Mazedonien steht vor Neuwahlen

Umstrittene Amnestie

In Mazedonien fordern Demonstrierende seit Wochen den Rücktritt des Präsidenten, am 5. Juni sollen Neuwahlen stattfinden. Die EU hat die autoritär regierende konservative Regierung aus Gründen der »Stabilität« lange Zeit unterstützt, nun verliert auch sie die Geduld.
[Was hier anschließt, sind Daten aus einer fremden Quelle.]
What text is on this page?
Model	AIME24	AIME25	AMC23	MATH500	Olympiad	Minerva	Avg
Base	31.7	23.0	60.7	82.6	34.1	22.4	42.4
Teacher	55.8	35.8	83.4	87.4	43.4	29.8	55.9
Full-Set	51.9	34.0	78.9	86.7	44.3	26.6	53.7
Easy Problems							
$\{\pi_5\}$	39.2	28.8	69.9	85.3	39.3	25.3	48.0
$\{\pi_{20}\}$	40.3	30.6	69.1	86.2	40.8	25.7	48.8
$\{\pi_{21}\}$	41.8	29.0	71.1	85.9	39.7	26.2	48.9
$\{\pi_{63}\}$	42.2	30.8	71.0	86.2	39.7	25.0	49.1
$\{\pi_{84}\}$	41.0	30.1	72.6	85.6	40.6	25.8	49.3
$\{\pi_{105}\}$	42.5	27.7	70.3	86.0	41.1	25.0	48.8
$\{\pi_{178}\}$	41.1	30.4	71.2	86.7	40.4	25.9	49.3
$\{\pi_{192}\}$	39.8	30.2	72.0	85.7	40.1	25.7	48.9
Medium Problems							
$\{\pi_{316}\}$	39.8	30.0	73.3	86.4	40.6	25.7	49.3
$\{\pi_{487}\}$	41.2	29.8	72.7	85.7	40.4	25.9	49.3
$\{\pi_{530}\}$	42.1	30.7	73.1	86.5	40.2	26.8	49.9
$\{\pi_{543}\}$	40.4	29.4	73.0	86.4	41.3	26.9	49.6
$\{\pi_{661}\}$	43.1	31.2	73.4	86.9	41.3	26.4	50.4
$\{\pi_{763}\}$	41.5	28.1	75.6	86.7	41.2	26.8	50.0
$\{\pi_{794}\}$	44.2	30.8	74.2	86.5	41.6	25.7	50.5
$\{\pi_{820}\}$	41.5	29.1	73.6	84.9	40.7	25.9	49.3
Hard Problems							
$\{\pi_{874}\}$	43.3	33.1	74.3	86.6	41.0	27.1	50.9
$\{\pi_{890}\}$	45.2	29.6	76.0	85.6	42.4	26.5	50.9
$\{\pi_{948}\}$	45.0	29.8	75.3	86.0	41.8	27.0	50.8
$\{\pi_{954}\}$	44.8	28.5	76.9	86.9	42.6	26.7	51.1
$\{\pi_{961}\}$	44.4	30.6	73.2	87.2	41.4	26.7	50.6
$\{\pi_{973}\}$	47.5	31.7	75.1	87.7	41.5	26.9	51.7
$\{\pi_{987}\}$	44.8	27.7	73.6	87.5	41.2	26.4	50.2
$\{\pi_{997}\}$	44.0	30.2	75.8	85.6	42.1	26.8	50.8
Im Springbrunnen unter der Reiterstatue Alexanders des Großen in Skopje scheint Blut zu fließen. Demonstrierende haben das Wasser rot gefärbt und wollen damit auf die Opfer des mazedonischen Regimes hinweisen. Konkret fordern sie den Rücktritt des Präsidenten Gjorge Ivanov, der alle 56 in einen umfangreichen Korruptions- und Abhörskandal verwickelten Politiker und deren Mitarbeiter amnestiert hatte. Ivanov gab als Begründung an, er habe damit die Lage vor den am 5. Juni anstehenden Neuwahlen beruhigen wollen.
Doch das Gegenteil trat ein: Mazedonien ist in Aufruhr. Der Präsidentenpalast wurde kürzlich angegriffen, seit zwei Wochen kommt es fast jeden Abend zu Auseinandersetzungen zwischen der Polizei und Demonstrierenden. »Durch die Amnestie werden alle Mitglieder der korrupten politischen Elite einfach begnadigt. Das ist ein riesiger Skandal. Ich bin gespannt, wie sich die EU diesmal verhält«, sagt Kire Vasilev, der gegen die mazedonische Regierung demonstriert. Er hofft, dass die EU mehr Druck auf die mazedonischen Machthaber ausübt.
Nikola Gruevski war bis zum 14. Januar Ministerpräsident, er hatte die Amnestieregelung offenbar durchgesetzt. Obwohl er auf Druck der EU zurückgetreten ist, soll er noch immer die politischen Fäden in Mazedonien ziehen. Am 5. Juni will Gruevski sich wiederwählen lassen. Die größte Oppositionspartei, die Sozialdemokratische Liga Mazedoniens (SDSM), und andere Parteien wollen nicht bei den Wahlen antreten, weil die Regierungspartei, die nationalkonservative VMRO-DPMNE, sich nicht an ein von EU-Kommissar Johannes Hahn 2015 vermitteltes Demokratisierungs- und Befriedungsabkommen halte. Der Kompromiss sähe vor, dass eine unabhängige Übergangsregierung die Bedingungen für faire und freie Wahlen schafft.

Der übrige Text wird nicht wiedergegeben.